Là-haut, tout là-haut, les hirondelles sont revenues. Leur chuintement, leur ronde affilée à nouveau emplissent la douceur du soir. Je les regarde voler, si vite, frôler les toits, emporter mon âme dans les courants bleutés des nuages, accueillir le bleu profond de la nuit.
Les deux frères ont maintenant pris leurs marques. Mon territoire est devenu le leur. Ils y ont leurs rites et habitudes. Comme moi, ils l’accompagnent le matin, ils y attendent aussi son retour. Ils savent la halte pour mettre des graines, changer les boules de graisse, disperser ces daphnies oranges et volatiles qu’ils aiment lécher à la surface du bassin.
Nous nous croisons sans plus de procédure. Leur fougue et leur naïveté ne m’insupportent plus. Comme moi autrefois, ils apprennent les saisons, les traces enivrantes, les gouttes affolantes de l’arrosage, les repas sous le cerisier…
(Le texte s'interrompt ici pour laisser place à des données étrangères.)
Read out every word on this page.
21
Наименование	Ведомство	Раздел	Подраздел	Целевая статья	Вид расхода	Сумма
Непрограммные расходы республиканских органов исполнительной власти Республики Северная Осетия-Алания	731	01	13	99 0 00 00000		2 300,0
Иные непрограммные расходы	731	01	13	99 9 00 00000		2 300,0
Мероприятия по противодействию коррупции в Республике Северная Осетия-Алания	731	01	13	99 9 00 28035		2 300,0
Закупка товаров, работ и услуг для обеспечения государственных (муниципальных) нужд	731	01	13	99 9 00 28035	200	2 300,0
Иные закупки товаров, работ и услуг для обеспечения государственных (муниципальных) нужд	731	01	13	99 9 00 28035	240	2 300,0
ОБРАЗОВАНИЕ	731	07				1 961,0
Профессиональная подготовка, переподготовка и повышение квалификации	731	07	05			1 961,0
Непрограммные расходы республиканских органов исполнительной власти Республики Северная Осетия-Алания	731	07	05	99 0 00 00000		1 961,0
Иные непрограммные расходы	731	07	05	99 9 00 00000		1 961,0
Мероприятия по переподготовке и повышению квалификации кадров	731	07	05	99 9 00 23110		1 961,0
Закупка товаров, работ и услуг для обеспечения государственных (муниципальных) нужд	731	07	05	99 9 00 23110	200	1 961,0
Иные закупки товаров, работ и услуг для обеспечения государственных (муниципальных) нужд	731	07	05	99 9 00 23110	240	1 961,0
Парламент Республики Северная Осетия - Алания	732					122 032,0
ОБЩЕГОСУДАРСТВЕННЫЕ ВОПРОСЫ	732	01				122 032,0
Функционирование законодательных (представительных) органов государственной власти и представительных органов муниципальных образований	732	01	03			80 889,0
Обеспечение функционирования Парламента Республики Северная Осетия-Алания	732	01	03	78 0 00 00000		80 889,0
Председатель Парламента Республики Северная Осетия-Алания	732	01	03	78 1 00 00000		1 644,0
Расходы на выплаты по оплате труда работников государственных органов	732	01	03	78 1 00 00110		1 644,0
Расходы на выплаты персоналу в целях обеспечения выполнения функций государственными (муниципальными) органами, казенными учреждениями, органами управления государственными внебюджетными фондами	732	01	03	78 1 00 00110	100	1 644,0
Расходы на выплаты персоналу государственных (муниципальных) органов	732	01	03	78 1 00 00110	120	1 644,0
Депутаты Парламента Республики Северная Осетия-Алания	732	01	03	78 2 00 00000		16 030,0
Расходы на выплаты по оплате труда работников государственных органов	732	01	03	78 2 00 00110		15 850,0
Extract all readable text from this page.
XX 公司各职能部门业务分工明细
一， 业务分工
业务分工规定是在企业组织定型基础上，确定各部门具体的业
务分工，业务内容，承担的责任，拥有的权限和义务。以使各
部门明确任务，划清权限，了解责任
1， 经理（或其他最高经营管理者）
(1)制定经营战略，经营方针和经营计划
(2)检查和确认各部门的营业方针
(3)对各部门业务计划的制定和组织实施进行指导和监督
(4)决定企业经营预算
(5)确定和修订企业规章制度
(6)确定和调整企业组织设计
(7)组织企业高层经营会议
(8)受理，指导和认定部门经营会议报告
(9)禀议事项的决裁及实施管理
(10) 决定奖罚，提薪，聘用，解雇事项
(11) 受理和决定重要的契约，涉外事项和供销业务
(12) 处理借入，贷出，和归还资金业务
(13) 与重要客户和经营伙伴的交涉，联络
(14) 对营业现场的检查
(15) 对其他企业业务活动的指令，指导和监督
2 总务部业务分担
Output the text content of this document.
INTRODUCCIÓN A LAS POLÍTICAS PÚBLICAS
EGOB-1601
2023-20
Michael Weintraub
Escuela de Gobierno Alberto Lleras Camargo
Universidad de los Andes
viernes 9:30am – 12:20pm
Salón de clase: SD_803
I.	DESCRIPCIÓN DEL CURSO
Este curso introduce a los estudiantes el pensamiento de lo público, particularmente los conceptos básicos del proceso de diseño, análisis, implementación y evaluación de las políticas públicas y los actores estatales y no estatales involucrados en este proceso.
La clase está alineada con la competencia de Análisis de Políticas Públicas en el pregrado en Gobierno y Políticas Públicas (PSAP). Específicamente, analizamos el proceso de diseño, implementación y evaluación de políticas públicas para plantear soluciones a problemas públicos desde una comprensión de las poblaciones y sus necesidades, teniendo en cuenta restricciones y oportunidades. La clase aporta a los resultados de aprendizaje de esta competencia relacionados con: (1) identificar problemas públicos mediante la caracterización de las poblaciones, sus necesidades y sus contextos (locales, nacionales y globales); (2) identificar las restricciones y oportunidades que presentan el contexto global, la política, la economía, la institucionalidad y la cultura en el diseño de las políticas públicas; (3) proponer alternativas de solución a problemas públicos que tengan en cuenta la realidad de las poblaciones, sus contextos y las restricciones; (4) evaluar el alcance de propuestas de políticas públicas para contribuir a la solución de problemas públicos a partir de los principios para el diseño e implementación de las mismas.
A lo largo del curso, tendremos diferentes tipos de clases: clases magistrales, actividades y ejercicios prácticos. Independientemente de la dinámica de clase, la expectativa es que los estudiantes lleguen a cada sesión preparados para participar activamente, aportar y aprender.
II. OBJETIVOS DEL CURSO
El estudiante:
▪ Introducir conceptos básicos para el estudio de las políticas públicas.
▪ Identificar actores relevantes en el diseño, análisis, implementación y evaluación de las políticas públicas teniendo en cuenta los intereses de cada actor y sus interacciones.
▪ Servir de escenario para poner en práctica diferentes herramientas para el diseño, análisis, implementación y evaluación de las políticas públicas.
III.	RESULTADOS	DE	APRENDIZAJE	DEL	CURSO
Comme tous les jours, ce matin elle a traversé le jardin. Terre collante, des feuilles rouges du plaqueminier jonchent le sol. Le vent se lève avec la lumière du soleil. Le monde bruisse. Cliquetis de branches dans les hauteurs du cyprès. Le jardin est comme une coque qui prend le vent et emporte toutes sortes de cris et de murmures. Chats, oiseaux, insectes…sont déjà à l’œuvre après l’orage de la nuit. Un ver de terre tout entortillé à ses pieds. Elle le ramasse doucement pour le déposer au pied d’une pivoine mouillée.
Aujourd’hui encore je l’accompagne jusqu’au portillon. Je ne peux au-delà. Je suis assigné à ce jardin, à cette maison, à toute une longue histoire qui la retient aussi.
Je ne suis pourtant qu’un chat, juste une idée de chat. Mais, dans le vide de ma seule disparition, je contiens d’autres deuils, d’autres tristesses, d’autres regrets.
Je suis la nostalgie des jours passés, la cristallisation de chagrins contenus, sans doute la quintessence même du manque que les mots, aussi, tentent de cerner.
Je suis couché là. Apaisé, j’y consens. Je ne souffre plus.